Abstract

PURPOSE: This study was aimed to determine the relationship between osteopontin(OPN) and osteoclast, especially focused on whether ostecolast could produce osteopontin or not.
MATERIALS AND METHODS
Osteoclasts were isolated from the giant cell tumor of proximal tibia and seeded on the 13 mm round cover slip resided in 24 multi-well plates for culture. After 2 days, osteclasts on the cover slip were fixed with cold acetone for 3 minutes and immunocytochemistry was done with rabbit osteopontin antibody. For in situ RT-PCR, osteoclasts on the cover-slips were fixed with 4% paraformaldehyde for 4 hours and were treated to pepsin.

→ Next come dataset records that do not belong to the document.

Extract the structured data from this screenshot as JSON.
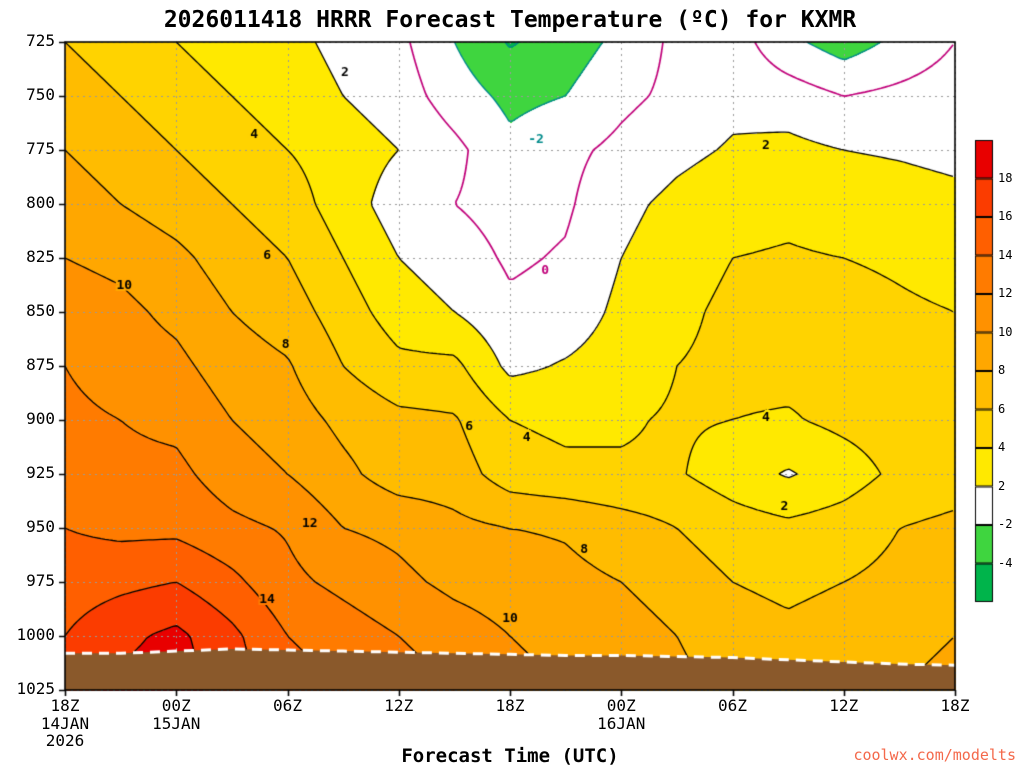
{
  "chart_data": {
    "type": "heatmap",
    "title": "2026011418 HRRR Forecast Temperature (ºC) for KXMR",
    "xlabel": "Forecast Time (UTC)",
    "watermark": "coolwx.com/modelts",
    "xlim_hours": [
      0,
      48
    ],
    "ylim_pressure_hpa": [
      725,
      1025
    ],
    "x_ticks": [
      {
        "hour": 0,
        "label": "18Z"
      },
      {
        "hour": 6,
        "label": "00Z"
      },
      {
        "hour": 12,
        "label": "06Z"
      },
      {
        "hour": 18,
        "label": "12Z"
      },
      {
        "hour": 24,
        "label": "18Z"
      },
      {
        "hour": 30,
        "label": "00Z"
      },
      {
        "hour": 36,
        "label": "06Z"
      },
      {
        "hour": 42,
        "label": "12Z"
      },
      {
        "hour": 48,
        "label": "18Z"
      }
    ],
    "x_date_labels": [
      {
        "hour": 0,
        "lines": [
          "14JAN",
          "2026"
        ]
      },
      {
        "hour": 6,
        "lines": [
          "15JAN"
        ]
      },
      {
        "hour": 30,
        "lines": [
          "16JAN"
        ]
      }
    ],
    "y_ticks": [
      725,
      750,
      775,
      800,
      825,
      850,
      875,
      900,
      925,
      950,
      975,
      1000,
      1025
    ],
    "grid": {
      "hours": [
        0,
        3,
        6,
        9,
        12,
        15,
        18,
        21,
        24,
        27,
        30,
        33,
        36,
        39,
        42,
        45,
        48
      ],
      "pressure_hpa": [
        725,
        750,
        775,
        800,
        825,
        850,
        875,
        900,
        925,
        950,
        975,
        1000,
        1025
      ],
      "temps_c": [
        [
          6,
          5,
          4,
          3,
          2.5,
          1.5,
          0.5,
          -2,
          -4.2,
          -3,
          -1.5,
          0.5,
          1,
          -1.5,
          -3,
          -1.5,
          0
        ],
        [
          7,
          6,
          5,
          4,
          3,
          2,
          1,
          -1,
          -2.5,
          -2,
          -0.5,
          0.5,
          1.5,
          1,
          0,
          0.5,
          1
        ],
        [
          8,
          7,
          6,
          5,
          4,
          3,
          2,
          0.5,
          -1.5,
          -0.5,
          0.5,
          1.5,
          2.2,
          2.5,
          2,
          1.8,
          1.5
        ],
        [
          9,
          8,
          7,
          6,
          5,
          3,
          1,
          0,
          -0.8,
          -0.3,
          1.5,
          2.5,
          3.2,
          3.5,
          3,
          2.8,
          2.5
        ],
        [
          10,
          9.5,
          8.5,
          7,
          6,
          4,
          2,
          1,
          -0.3,
          0.2,
          2,
          3,
          4,
          4.2,
          4,
          3.8,
          3.5
        ],
        [
          11,
          10.5,
          9.5,
          8,
          7,
          5,
          3,
          2,
          0.4,
          0.8,
          2.5,
          3.5,
          4.5,
          4.8,
          4.5,
          4.2,
          4
        ],
        [
          12,
          11,
          10.5,
          9,
          8.2,
          6,
          4.5,
          4.5,
          1.5,
          2.2,
          3,
          4,
          4.5,
          4.6,
          4.5,
          4.5,
          4.2
        ],
        [
          12.5,
          12,
          11.5,
          10,
          9,
          7.5,
          6.5,
          6.2,
          4,
          3.5,
          3.8,
          4.2,
          4,
          3.8,
          4.5,
          5,
          4.8
        ],
        [
          13,
          12.5,
          12.5,
          11,
          10,
          8.5,
          7,
          7,
          5,
          4.5,
          4.2,
          4.2,
          3,
          1.8,
          3,
          4.5,
          5
        ],
        [
          14,
          13.5,
          13.5,
          12.5,
          11.8,
          10,
          9.5,
          8.5,
          8,
          7.8,
          7,
          6,
          5,
          4.5,
          5,
          6,
          6.5
        ],
        [
          15,
          15.5,
          16,
          14.5,
          12.5,
          11.5,
          10.5,
          9.5,
          9,
          8.5,
          8,
          7,
          6,
          5.5,
          6,
          6.5,
          7
        ],
        [
          16,
          17.5,
          18.5,
          16.5,
          14,
          13,
          12,
          11,
          10,
          9.5,
          9,
          8,
          7,
          6.5,
          7,
          7.5,
          8
        ],
        [
          17,
          18.5,
          19,
          17,
          15,
          14,
          13,
          12,
          10.5,
          10,
          9.5,
          8.5,
          7.5,
          7,
          7.5,
          8,
          8.5
        ]
      ]
    },
    "fill_thresholds": [
      -4,
      -2,
      2,
      4,
      6,
      8,
      10,
      12,
      14,
      16,
      18
    ],
    "fill_colors": [
      "#00b44b",
      "#3fd53f",
      "#ffffff",
      "#ffe900",
      "#ffd300",
      "#ffbc00",
      "#ffa700",
      "#ff9100",
      "#ff7b00",
      "#ff5f00",
      "#fb3c00",
      "#e80000"
    ],
    "contour_levels": [
      -4,
      -2,
      0,
      2,
      4,
      6,
      8,
      10,
      12,
      14,
      16,
      18
    ],
    "style": {
      "zero_contour_color": "#c0007a",
      "negative_contour_color": "#008b8b",
      "positive_contour_color": "#000000",
      "grid_color": "#9a9a9a",
      "axis_color": "#000000",
      "terrain_color": "#8a592b",
      "terrain_outline": "#ffffff",
      "watermark_color": "#f4694b"
    },
    "colorbar": {
      "tick_labels": [
        "18",
        "16",
        "14",
        "12",
        "10",
        "8",
        "6",
        "4",
        "2",
        "-2",
        "-4"
      ],
      "colors_top_to_bottom": [
        "#e80000",
        "#fb3c00",
        "#ff5f00",
        "#ff7b00",
        "#ff9100",
        "#ffa700",
        "#ffbc00",
        "#ffd300",
        "#ffe900",
        "#ffffff",
        "#3fd53f",
        "#00b44b"
      ]
    },
    "terrain": {
      "top_pressure": [
        1008,
        1008,
        1007,
        1006,
        1006.5,
        1007,
        1007.5,
        1008,
        1008.5,
        1009,
        1009,
        1009.5,
        1010,
        1011,
        1012,
        1013,
        1013.5
      ]
    },
    "contour_labels": [
      {
        "text": "2",
        "hour": 15.1,
        "pressure": 739
      },
      {
        "text": "4",
        "hour": 10.2,
        "pressure": 768
      },
      {
        "text": "6",
        "hour": 10.9,
        "pressure": 824
      },
      {
        "text": "8",
        "hour": 11.9,
        "pressure": 865
      },
      {
        "text": "10",
        "hour": 3.2,
        "pressure": 838
      },
      {
        "text": "12",
        "hour": 13.2,
        "pressure": 948
      },
      {
        "text": "14",
        "hour": 10.9,
        "pressure": 983
      },
      {
        "text": "-2",
        "hour": 25.4,
        "pressure": 770
      },
      {
        "text": "0",
        "hour": 25.9,
        "pressure": 831
      },
      {
        "text": "6",
        "hour": 21.8,
        "pressure": 903
      },
      {
        "text": "4",
        "hour": 24.9,
        "pressure": 908
      },
      {
        "text": "8",
        "hour": 28.0,
        "pressure": 960
      },
      {
        "text": "10",
        "hour": 24.0,
        "pressure": 992
      },
      {
        "text": "4",
        "hour": 37.8,
        "pressure": 899
      },
      {
        "text": "2",
        "hour": 38.8,
        "pressure": 940
      },
      {
        "text": "2",
        "hour": 37.8,
        "pressure": 773
      }
    ]
  }
}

PR-PCR was done and the PCR producst were stained with anti-digoxigenin-AP.
RESULTS
Osteopontins were found on the surface of the osteoclast by immunocytochemistry, and intense osteopontin mRNAs were found by in situ RT-PCR.
CONCLUSION
We have identified that osteoclast could synthesize the osteopontin, and confirmed that in situ RT-PCR was a very useful method in expressing small amount of mRNA in case of mixed cell culture. Further study was needed to identify the action of the osteopontin produced by the osteoclast.